差し押さえ、取り立て、公売処分…

暴走する地方税の徴収

滞納税額が大幅減


 国税、地方税ともに、税金の滞納整理が急速に進んでいる。差し押さえや公売による未納額の充当は国や地方行政の財源確保、また税の公平性のためには必要なことではあるものの、現場からは、個々の実情をあまりにも無視した強権的な徴税が横行しているという例が上がっている。本来なら行政が手を付けられない財産を強引に差し押さえた結果、滞納者が自殺に追い込まれるなどのケースもあり、まさに〝サラ金地獄〞の様相すら想起される状況だ。法人税以外、総増税時代のいま、誰にとっても差し押さえは「明日は我が身」の可能性を秘めている。

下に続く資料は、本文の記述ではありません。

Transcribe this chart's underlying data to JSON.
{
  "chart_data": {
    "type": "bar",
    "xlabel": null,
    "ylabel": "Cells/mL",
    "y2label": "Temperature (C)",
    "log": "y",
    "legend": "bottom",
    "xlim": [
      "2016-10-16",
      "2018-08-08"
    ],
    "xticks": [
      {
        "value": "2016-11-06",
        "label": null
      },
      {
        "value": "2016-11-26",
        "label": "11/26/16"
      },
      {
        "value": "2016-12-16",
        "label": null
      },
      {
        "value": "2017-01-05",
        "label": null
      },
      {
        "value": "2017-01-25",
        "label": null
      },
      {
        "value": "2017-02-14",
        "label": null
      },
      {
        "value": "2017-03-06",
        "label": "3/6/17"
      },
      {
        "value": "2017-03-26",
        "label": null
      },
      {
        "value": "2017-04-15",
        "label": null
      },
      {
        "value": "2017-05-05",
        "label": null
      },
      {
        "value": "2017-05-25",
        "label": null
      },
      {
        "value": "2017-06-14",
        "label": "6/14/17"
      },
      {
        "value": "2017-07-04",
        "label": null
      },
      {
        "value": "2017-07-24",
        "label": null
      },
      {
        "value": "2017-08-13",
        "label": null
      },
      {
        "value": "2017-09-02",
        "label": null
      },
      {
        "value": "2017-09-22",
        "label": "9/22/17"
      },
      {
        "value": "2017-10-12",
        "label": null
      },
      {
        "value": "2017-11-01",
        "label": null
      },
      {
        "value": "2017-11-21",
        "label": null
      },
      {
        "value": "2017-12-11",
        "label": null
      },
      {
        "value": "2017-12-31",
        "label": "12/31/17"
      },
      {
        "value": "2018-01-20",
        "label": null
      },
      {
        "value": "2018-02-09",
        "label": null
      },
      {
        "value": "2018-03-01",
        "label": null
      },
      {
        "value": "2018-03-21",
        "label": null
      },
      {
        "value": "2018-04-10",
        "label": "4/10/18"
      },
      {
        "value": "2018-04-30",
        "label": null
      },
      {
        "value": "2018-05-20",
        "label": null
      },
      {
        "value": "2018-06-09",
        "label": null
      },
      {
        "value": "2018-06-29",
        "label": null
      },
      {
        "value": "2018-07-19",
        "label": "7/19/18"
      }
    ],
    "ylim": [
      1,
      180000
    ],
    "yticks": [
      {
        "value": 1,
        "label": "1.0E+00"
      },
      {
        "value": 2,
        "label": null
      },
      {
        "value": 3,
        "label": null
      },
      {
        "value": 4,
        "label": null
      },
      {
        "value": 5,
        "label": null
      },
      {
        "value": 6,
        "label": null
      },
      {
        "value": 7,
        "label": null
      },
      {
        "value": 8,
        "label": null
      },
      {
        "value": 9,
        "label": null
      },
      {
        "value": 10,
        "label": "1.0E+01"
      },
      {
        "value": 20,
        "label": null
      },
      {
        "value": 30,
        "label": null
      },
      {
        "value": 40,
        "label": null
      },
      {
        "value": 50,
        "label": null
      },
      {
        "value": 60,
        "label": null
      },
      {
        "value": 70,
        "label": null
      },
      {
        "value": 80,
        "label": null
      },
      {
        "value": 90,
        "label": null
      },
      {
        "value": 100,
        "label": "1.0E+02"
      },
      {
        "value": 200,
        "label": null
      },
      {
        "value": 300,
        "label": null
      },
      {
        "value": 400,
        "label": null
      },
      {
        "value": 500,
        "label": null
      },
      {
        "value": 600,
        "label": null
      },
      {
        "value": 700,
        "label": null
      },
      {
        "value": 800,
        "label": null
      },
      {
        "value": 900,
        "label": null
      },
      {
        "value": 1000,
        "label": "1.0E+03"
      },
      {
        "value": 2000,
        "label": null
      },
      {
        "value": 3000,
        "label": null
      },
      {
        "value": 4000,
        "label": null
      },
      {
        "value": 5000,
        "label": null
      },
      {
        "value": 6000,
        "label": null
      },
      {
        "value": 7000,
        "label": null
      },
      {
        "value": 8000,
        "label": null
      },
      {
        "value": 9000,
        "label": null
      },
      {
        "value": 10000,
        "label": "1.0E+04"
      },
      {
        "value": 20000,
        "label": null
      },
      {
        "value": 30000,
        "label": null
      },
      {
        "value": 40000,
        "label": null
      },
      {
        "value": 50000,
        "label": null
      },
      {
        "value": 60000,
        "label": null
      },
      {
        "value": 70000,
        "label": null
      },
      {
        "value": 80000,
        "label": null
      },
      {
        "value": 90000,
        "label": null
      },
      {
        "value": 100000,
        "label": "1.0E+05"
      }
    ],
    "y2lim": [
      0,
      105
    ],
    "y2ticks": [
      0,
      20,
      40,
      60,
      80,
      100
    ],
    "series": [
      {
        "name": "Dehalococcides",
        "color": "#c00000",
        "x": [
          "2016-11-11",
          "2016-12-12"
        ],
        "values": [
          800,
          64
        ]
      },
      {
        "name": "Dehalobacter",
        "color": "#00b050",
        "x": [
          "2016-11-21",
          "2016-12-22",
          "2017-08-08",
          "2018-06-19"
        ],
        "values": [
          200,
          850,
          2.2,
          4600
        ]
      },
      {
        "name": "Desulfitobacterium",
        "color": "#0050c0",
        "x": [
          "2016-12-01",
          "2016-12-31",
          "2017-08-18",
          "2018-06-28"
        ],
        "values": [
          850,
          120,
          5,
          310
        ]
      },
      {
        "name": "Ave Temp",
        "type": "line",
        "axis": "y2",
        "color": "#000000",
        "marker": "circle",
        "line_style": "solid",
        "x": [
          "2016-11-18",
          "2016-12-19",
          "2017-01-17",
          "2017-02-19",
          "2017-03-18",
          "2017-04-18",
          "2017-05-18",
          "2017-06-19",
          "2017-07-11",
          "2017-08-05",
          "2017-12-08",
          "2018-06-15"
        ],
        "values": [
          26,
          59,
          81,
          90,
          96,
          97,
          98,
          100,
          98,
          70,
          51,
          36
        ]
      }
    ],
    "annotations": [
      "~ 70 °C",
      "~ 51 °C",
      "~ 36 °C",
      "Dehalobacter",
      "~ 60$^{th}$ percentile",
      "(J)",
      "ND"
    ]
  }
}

 2016年度の国税滞納額は8971億円で、ピークだった2兆8149億円(1998年度)の32%まで減少していることが国税庁の発表で明らかになった。当局では「滞納の未然防止と整理促進に努めた結果」と胸を張る。

 

 一方、地方税も滞納額は2002年度の2兆3468億円から1兆2210億円(15年度)へと半減するなど、やはり急速な滞納整理が進んでいる。

 

 「正直者には尊敬の的、悪徳者には畏怖の的」とは、1949年の国税庁開庁式でGHQ歳入課長のハロルド・モスが税務職員のあるべき姿を述べたものだ。この言葉どおり、昨今の滞納額の減少は、国税、地方税ともに、悪質な滞納者への厳然たる措置で税の公平性を保ったものと喜びたいところだが、現実は滞納額の減少は手放しで喜べる状況にはないようだ。

 

 昨年末に実施された全国一斉「税金・国保料滞納・差押ホットライン」には、税金や保険料を滞納して厳しい取り立てを受けている納税者から、「生活できない」「逃げたい」「生きていけない」といった切実な訴えが数多く寄せられた。

 

「やりすぎとも思える」実態

埼玉県内の自治体の収納推進課には国税徴収法の条文の一部が張られている(角谷啓一氏撮影)
埼玉県内の自治体の収納推進課には国税徴収法の条文の一部が張られている(角谷啓一氏撮影)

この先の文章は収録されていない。